EuroWire, THE HAGUE: Dutch inflation held steady at 2.4% in February 2026, unchanged from January, as higher airfares offset easing food-price pressures, Statistics Netherlands said on Tuesday. The consumer price index showed goods and services were 2.4% more expensive than a year earlier, matching a flash estimate released on March 3. On a month-on-month basis, consumer prices rose 1.0% from January, and CBS uses the index to track household spending across a broad basket.

The rate has cooled since late 2025, when inflation ran at 2.8% in December, before dropping to 2.4% in January and holding there in February. The February figure also marked the lowest year-on-year CPI inflation since December 2023, when the annual rate was 1.2%, according to the agency’s published series. Inflation is calculated by comparing the CPI level with the same month a year earlier, reflecting broad price movements faced by consumers across the Netherlands.
CBS said price developments for international flights pushed inflation higher in February. International flight prices were 0.2% higher than a year earlier, after being 9.7% lower year on year in January. Clothing and footwear price changes also contributed to upward pressure. The agency’s breakdown showed transport-related costs had a larger pull on the annual rate than a month earlier, even as several everyday categories posted more moderate year-on-year increases.
Food prices ease
Food and non-alcoholic beverages moderated and weighed on the headline figure, CBS said.
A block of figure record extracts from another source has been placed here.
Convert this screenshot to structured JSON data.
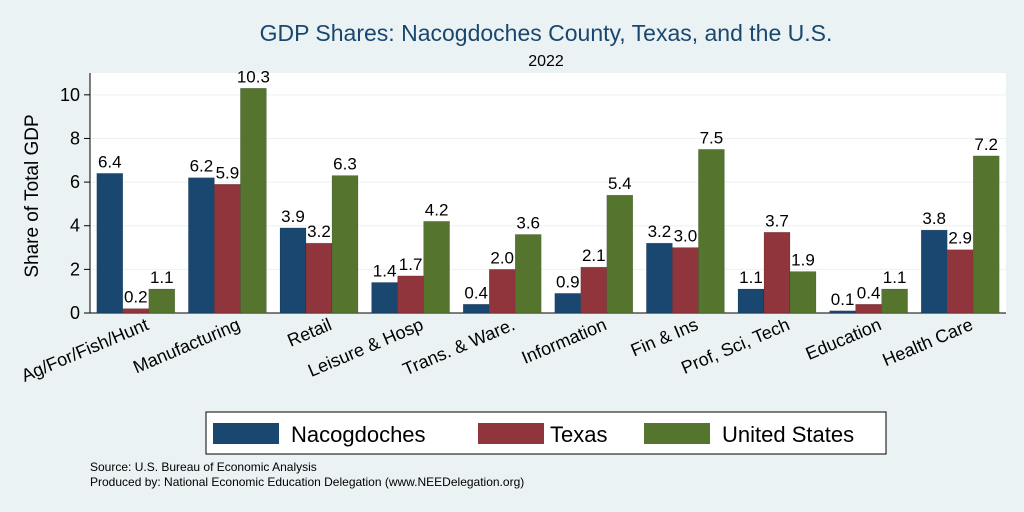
{
  "chart_data": {
    "type": "bar",
    "title": "GDP Shares: Nacogdoches County, Texas, and the U.S.",
    "subtitle": "2022",
    "xlabel": "",
    "ylabel": "Share of Total GDP",
    "ylim": [
      0,
      11
    ],
    "yticks": [
      0,
      2,
      4,
      6,
      8,
      10
    ],
    "grid": true,
    "legend_position": "bottom",
    "categories": [
      "Ag/For/Fish/Hunt",
      "Manufacturing",
      "Retail",
      "Leisure & Hosp",
      "Trans. & Ware.",
      "Information",
      "Fin & Ins",
      "Prof, Sci, Tech",
      "Education",
      "Health Care"
    ],
    "series": [
      {
        "name": "Nacogdoches",
        "color": "#1a476f",
        "values": [
          6.4,
          6.2,
          3.9,
          1.4,
          0.4,
          0.9,
          3.2,
          1.1,
          0.1,
          3.8
        ],
        "labels": [
          "6.4",
          "6.2",
          "3.9",
          "1.4",
          "0.4",
          "0.9",
          "3.2",
          "1.1",
          "0.1",
          "3.8"
        ]
      },
      {
        "name": "Texas",
        "color": "#90353b",
        "values": [
          0.2,
          5.9,
          3.2,
          1.7,
          2.0,
          2.1,
          3.0,
          3.7,
          0.4,
          2.9
        ],
        "labels": [
          "0.2",
          "5.9",
          "3.2",
          "1.7",
          "2.0",
          "2.1",
          "3.0",
          "3.7",
          "0.4",
          "2.9"
        ]
      },
      {
        "name": "United States",
        "color": "#55752f",
        "values": [
          1.1,
          10.3,
          6.3,
          4.2,
          3.6,
          5.4,
          7.5,
          1.9,
          1.1,
          7.2
        ],
        "labels": [
          "1.1",
          "10.3",
          "6.3",
          "4.2",
          "3.6",
          "5.4",
          "7.5",
          "1.9",
          "1.1",
          "7.2"
        ]
      }
    ]
  },
  "notes": {
    "source": "Source: U.S. Bureau of Economic Analysis",
    "produced_by": "Produced by: National Economic Education Delegation (www.NEEDelegation.org)"
  }
}
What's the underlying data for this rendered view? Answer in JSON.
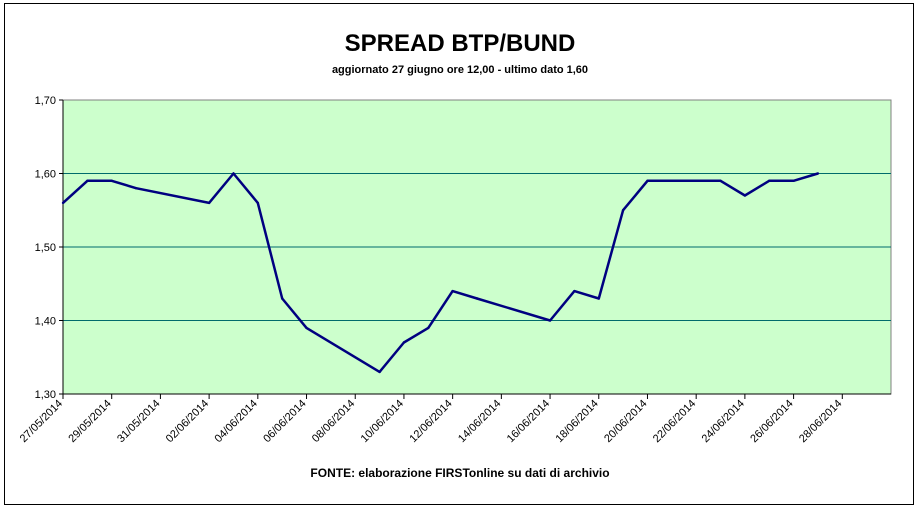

Prices in that category were 1.2% higher than a year earlier in February, down from a 2.0% annual increase in January. In contribution terms, food and non-alcoholic beverages added 0.14 percentage points to overall inflation in February, compared with 0.24 points a month earlier. The easing helped offset firmer price changes in travel-related items and some consumer goods, within the CPI basket used for national tracking.
Housing and utilities made the largest single contribution to February’s annual CPI increase, accounting for 0.87 percentage points, down slightly from 0.93 points in January. Restaurants and accommodation services contributed 0.35 points, while transport also added 0.35 points, up from 0.24 a month earlier. Miscellaneous goods and services contributed 0.22 points and recreation, sport and culture added 0.16 points. Clothing and footwear contributed 0.01 points after a negative contribution in January.
EU comparison
Alongside the national CPI, CBS publishes the European Harmonised Index of Consumer Prices, a measure designed for comparison across the European Union. On that basis, Dutch inflation was 2.3% year on year in February, up from 2.2% in January. Euro area inflation rose to 1.9% in February from 1.7% in January. CBS notes that the harmonised measure excludes owner-occupied housing costs, which are reflected differently in the national CPI.
Within the harmonised index used for EU comparisons, CBS said energy including motor fuels was unchanged from a year earlier in the Netherlands, compared with a 3.2% annual decline in the euro area. Services inflation stood at 4.2% in the Netherlands versus 3.4% in the euro area, while non-energy industrial goods rose 0.4% versus 0.7%. Food, beverages and tobacco increased 1.4% in the Netherlands against 2.6% in the euro area, leaving the Dutch overall rate higher in February 2026.